- Born: January 1, 1848 Ireland
- Died: August 26, 1905 (aged 57) Washington, D.C., U.S.
- Place of burial: United States Soldiers' and Airmen's Home National Cemetery in Washington, D.C.
- Allegiance: United States
- Branch: United States Army
- Service years: 1886 - 1891
- Rank: Sergeant
- Unit: Company I, 7th U.S. Cavalry
- Conflicts: American Indian Wars
- Awards: Medal of Honor

= Richard J. Nolan =

Richard J. Nolan (January 1, 1848 – August 26, 1905) served in the United States Army during the American Indian Wars. He received the Medal of Honor.

Nolan was born on January 1, 1848, in Ireland. His official residence was listed as Milwaukee, Wisconsin.
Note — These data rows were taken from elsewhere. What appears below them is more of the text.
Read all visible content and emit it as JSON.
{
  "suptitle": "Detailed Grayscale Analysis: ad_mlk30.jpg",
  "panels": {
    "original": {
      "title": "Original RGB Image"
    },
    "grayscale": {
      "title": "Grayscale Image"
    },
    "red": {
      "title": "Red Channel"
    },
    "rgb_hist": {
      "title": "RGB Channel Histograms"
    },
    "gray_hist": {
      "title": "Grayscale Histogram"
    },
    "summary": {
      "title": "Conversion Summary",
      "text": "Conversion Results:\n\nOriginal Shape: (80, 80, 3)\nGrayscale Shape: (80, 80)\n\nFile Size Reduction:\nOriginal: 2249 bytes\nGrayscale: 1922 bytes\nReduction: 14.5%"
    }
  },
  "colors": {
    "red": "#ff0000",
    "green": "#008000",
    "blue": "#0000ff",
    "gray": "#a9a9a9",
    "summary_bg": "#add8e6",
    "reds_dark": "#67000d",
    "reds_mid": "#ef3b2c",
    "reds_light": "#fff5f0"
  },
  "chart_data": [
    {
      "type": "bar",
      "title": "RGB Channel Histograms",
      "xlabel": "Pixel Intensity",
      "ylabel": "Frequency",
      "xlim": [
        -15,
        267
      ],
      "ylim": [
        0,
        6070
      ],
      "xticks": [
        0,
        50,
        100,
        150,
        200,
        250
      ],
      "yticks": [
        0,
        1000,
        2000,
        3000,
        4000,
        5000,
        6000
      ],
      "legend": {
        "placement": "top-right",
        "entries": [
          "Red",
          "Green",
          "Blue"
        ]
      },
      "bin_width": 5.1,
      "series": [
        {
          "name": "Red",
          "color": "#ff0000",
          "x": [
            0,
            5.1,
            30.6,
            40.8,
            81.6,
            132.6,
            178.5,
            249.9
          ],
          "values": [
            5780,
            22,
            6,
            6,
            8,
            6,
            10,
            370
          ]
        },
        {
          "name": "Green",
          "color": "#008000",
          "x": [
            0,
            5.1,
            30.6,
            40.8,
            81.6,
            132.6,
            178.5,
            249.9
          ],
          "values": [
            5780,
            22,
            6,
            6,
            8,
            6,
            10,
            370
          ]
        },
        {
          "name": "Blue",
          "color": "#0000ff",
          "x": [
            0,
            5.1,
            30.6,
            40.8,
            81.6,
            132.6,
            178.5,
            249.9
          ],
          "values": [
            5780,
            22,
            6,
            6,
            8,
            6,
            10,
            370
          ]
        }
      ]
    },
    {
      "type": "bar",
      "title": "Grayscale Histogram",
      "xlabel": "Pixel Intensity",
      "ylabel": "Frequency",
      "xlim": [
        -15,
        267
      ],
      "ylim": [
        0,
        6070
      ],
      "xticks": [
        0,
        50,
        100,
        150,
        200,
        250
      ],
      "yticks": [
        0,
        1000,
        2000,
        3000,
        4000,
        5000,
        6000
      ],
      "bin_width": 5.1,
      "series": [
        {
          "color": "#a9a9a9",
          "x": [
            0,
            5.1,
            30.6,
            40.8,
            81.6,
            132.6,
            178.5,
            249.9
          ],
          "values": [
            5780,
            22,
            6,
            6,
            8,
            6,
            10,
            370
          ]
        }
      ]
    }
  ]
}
He joined the army from Fort Totten, Dakota Territory in September 1886, and was discharged in August 1891. He died on August 26, 1905, and was buried at the United States Soldiers' and Airmen's Home National Cemetery in Washington, D.C.

==Medal of Honor citation==
His award citation reads:
For bravery in action on 30 December 1890, while serving with Company I, 7th U.S. Cavalry, in action at White Clay Creek, South Dakota.